AS ROMANEWS (IL TEMPO) – Il terzino brasiliano Maicon, in una lunga intervista al quotidiano Il Tempo, ha chiarito i motivi della famosa lite avuta in campo con Benatia a Verona: «Ho visto i compagni fermi, addormentati e ho dovuto fare un recupero in difesa altrimenti prendevamo gol. Allora ho alzato un po’ la voce: bisogna urlare ogni tanto. Qualcuno se l’è presa, ma è finita lì. Cose di campo».

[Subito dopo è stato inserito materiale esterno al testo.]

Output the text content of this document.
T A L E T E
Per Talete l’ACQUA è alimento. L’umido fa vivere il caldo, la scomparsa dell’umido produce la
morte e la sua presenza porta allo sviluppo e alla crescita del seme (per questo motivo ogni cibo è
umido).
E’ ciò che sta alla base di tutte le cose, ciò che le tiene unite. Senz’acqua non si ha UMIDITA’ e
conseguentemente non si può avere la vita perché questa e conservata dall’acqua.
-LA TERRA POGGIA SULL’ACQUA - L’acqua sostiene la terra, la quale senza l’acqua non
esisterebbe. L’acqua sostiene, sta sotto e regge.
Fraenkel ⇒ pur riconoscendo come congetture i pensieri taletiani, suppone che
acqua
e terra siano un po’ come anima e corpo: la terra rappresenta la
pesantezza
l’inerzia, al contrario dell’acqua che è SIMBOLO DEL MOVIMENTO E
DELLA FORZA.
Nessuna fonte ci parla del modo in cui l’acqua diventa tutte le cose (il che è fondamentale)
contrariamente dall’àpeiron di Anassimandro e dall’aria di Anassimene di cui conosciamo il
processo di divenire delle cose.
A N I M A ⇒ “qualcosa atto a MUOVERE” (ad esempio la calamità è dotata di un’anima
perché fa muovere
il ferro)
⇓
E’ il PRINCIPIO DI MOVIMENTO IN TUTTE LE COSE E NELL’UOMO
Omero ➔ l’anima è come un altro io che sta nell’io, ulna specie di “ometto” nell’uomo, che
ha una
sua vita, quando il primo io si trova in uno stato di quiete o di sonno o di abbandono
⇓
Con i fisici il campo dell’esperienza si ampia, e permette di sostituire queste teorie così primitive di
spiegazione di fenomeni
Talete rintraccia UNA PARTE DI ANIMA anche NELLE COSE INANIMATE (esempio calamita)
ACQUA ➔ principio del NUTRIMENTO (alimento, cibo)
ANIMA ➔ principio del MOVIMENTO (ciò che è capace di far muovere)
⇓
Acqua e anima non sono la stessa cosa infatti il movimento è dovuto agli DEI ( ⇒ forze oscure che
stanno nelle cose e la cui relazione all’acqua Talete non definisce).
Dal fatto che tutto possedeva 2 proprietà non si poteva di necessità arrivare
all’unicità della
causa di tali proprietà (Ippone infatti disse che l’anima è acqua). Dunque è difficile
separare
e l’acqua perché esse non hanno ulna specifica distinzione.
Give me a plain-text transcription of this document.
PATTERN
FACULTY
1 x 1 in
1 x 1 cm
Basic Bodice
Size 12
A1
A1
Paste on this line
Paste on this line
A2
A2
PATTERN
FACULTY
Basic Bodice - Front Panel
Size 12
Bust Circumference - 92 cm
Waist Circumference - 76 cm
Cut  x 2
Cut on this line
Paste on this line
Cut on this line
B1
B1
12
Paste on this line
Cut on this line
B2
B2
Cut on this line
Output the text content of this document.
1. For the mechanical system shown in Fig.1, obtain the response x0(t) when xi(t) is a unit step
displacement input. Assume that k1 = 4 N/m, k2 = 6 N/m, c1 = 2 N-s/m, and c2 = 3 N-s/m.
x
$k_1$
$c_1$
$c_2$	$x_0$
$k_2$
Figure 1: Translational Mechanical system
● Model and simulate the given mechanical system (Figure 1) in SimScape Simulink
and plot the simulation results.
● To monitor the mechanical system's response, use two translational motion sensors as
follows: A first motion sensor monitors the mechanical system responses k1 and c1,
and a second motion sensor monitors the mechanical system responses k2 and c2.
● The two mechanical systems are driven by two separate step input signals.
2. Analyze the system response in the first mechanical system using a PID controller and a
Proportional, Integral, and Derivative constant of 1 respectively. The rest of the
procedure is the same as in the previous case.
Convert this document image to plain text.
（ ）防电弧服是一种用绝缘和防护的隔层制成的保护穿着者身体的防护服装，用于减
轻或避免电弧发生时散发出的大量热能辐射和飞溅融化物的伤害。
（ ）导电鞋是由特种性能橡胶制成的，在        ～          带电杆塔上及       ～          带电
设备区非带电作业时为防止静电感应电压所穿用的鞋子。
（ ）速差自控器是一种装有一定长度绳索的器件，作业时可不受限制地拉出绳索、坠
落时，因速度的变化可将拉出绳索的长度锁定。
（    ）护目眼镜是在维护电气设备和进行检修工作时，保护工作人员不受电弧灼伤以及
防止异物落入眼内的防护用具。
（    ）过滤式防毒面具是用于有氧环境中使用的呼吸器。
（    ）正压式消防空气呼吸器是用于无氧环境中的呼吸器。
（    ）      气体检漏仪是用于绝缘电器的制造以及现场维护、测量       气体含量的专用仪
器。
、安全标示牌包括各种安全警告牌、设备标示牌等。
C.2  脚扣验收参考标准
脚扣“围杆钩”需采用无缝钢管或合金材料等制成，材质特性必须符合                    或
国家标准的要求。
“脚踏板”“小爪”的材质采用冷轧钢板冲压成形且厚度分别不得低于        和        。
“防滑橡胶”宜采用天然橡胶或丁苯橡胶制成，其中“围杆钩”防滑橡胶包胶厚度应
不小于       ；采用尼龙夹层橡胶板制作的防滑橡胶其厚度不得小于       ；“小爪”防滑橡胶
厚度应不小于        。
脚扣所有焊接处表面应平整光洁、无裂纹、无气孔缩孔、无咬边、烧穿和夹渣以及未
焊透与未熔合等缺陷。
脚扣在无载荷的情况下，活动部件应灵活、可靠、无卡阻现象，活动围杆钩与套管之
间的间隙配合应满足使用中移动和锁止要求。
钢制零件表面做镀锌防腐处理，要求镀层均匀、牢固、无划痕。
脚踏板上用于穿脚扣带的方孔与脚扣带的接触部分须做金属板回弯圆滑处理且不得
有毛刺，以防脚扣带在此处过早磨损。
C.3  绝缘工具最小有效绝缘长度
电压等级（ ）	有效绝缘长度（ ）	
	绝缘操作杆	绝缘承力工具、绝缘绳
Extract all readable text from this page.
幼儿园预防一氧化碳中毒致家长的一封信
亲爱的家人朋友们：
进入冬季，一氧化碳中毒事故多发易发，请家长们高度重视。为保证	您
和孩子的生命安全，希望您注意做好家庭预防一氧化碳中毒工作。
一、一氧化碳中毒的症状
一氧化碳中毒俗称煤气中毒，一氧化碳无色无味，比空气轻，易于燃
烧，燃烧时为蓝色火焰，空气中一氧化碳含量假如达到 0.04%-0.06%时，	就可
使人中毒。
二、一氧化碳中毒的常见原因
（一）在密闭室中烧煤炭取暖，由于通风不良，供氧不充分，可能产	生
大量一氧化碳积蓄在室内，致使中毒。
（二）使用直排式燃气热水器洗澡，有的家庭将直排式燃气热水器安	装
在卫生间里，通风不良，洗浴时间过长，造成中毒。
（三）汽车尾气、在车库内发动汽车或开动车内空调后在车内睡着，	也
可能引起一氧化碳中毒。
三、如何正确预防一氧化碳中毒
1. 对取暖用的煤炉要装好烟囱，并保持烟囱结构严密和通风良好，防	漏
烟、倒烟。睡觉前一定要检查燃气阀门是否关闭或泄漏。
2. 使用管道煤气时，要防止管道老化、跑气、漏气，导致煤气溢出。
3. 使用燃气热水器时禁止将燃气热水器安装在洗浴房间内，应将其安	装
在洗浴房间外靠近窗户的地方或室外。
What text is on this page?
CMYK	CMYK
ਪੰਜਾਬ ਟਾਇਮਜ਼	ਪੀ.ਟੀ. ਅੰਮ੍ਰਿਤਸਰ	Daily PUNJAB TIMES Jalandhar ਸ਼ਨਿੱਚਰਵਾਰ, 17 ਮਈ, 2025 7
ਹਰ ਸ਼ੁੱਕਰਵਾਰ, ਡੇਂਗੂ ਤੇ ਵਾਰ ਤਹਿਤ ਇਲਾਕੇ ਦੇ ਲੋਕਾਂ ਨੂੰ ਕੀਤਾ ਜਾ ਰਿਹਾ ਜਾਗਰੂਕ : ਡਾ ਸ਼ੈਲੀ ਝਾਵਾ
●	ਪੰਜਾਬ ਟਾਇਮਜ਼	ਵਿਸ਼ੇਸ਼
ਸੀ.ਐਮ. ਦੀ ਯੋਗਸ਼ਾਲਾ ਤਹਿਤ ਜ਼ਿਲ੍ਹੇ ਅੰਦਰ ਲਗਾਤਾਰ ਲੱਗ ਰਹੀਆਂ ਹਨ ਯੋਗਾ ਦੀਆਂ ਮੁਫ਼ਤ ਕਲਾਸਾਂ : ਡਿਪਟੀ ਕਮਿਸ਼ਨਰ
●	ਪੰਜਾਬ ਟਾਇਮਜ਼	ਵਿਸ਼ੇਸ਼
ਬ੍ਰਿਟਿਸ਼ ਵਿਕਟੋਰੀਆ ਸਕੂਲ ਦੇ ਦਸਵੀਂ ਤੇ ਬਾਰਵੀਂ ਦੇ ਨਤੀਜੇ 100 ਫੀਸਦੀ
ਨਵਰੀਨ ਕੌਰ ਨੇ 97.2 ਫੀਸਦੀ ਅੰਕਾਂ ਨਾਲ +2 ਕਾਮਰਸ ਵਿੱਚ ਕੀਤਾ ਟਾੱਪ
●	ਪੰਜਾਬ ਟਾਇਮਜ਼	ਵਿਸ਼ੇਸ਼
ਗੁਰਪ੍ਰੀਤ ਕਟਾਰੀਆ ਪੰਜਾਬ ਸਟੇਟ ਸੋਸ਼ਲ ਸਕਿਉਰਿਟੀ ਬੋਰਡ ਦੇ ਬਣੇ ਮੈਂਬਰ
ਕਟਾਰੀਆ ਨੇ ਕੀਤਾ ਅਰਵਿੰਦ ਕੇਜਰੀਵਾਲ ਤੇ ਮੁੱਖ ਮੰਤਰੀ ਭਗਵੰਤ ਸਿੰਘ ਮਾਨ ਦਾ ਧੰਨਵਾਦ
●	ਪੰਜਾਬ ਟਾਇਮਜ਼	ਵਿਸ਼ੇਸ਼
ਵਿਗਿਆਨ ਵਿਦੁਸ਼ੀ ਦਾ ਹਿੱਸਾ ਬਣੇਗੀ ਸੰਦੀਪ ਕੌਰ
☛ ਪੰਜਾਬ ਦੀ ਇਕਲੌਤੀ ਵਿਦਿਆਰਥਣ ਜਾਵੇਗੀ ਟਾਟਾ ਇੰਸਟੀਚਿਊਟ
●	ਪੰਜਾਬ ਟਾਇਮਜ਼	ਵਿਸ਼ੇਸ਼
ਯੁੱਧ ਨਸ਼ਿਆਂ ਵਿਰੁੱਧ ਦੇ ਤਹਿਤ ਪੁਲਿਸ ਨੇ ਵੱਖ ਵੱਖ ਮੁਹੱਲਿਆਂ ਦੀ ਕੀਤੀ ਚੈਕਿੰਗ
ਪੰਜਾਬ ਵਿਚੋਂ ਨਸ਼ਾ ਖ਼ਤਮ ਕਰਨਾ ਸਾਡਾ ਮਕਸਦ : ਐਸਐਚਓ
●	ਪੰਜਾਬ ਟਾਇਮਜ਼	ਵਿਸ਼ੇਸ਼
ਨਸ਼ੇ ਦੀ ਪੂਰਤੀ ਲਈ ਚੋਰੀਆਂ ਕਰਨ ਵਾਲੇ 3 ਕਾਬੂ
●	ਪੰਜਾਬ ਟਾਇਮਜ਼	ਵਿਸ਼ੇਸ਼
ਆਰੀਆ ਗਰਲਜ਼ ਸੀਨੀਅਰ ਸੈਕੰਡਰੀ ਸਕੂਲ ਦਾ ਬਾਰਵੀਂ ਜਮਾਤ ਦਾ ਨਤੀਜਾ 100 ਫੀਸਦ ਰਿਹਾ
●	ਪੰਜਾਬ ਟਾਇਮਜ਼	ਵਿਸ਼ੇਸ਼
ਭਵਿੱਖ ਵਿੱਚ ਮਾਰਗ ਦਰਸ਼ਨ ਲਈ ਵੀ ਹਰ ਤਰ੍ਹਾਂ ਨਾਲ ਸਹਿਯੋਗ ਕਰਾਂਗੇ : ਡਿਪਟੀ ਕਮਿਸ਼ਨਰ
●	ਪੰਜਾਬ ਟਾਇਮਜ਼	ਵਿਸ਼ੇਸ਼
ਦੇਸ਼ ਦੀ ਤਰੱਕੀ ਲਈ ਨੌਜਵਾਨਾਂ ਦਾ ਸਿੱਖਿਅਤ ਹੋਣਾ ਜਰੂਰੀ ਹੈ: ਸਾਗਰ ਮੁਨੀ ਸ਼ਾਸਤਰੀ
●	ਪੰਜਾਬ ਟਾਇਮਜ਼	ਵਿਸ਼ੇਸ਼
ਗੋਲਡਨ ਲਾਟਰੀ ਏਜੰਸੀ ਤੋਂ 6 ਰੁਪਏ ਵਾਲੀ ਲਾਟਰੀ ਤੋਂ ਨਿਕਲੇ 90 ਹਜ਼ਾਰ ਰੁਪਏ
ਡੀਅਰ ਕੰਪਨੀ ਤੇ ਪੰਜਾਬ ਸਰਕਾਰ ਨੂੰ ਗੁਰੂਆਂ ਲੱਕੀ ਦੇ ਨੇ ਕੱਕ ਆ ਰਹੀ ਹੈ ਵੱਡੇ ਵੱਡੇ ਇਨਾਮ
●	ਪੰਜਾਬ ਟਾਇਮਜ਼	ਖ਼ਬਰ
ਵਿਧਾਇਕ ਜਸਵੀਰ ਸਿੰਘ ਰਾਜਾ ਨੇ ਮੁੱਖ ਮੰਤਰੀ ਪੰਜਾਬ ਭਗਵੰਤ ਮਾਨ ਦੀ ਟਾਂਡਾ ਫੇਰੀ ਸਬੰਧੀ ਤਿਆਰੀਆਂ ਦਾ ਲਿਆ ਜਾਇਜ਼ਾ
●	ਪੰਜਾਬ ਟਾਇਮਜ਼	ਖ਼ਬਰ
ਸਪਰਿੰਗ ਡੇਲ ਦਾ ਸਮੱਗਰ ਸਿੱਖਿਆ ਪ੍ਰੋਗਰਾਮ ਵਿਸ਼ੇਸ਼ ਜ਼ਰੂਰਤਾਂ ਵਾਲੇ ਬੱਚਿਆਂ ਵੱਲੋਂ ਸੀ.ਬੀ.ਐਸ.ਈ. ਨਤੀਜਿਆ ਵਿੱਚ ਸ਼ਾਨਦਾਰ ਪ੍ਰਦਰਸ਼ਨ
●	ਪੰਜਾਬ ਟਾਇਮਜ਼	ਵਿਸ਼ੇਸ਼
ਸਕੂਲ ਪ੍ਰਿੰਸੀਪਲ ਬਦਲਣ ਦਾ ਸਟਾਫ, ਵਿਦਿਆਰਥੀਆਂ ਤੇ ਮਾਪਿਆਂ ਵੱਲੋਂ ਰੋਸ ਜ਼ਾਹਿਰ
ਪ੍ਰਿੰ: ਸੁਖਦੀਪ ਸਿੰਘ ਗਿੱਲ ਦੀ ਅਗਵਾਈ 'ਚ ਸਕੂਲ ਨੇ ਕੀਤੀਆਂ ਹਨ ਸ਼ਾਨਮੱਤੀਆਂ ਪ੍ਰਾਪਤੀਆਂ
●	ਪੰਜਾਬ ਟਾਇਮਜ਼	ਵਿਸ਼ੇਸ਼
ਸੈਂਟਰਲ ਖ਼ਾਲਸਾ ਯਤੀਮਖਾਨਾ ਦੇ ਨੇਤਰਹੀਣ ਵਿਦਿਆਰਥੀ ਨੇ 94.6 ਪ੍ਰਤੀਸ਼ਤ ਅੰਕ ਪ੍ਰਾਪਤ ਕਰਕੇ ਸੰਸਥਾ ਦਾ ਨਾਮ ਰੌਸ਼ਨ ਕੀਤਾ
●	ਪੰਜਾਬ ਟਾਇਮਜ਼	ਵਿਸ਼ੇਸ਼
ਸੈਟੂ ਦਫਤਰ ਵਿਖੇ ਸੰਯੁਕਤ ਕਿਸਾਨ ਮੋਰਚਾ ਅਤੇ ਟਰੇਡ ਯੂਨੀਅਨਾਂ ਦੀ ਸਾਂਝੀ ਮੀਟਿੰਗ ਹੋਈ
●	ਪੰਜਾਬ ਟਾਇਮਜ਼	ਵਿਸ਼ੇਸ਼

Il brasiliano ha poi parlato delle voci che, prima del suo arrivo a Roma, lo vedevano come un calciatore dedito alle uscite notturne: «Anche quest’anno non sono rimasto sempre a casa, mica dobbiamo stare in chiesa! Ma ci sono dei momenti in cui si può uscire e altri no. A Roma c’è un bel gruppo di brasiliani e cerchiamo di stare insieme. Cose normali, quello che dice la gente non mi interessa».
Una battuta sul fatto che per molti, dopo il Mondiale, il terzino staccherà la spina: «Lo so ed è un bene che lo pensino, così avrò una motivazione in più per dimostrare che non è così. Ora ho in testa solo il Brasile ma dopo le vacanze avrò ancora tanta voglia di giocare e vincere per la Roma. A proposito: se la società mi offrisse un nuovo contratto lo firmerei subito. Senza discutere. Mi piacerebbe molto chiudere la carriera qui».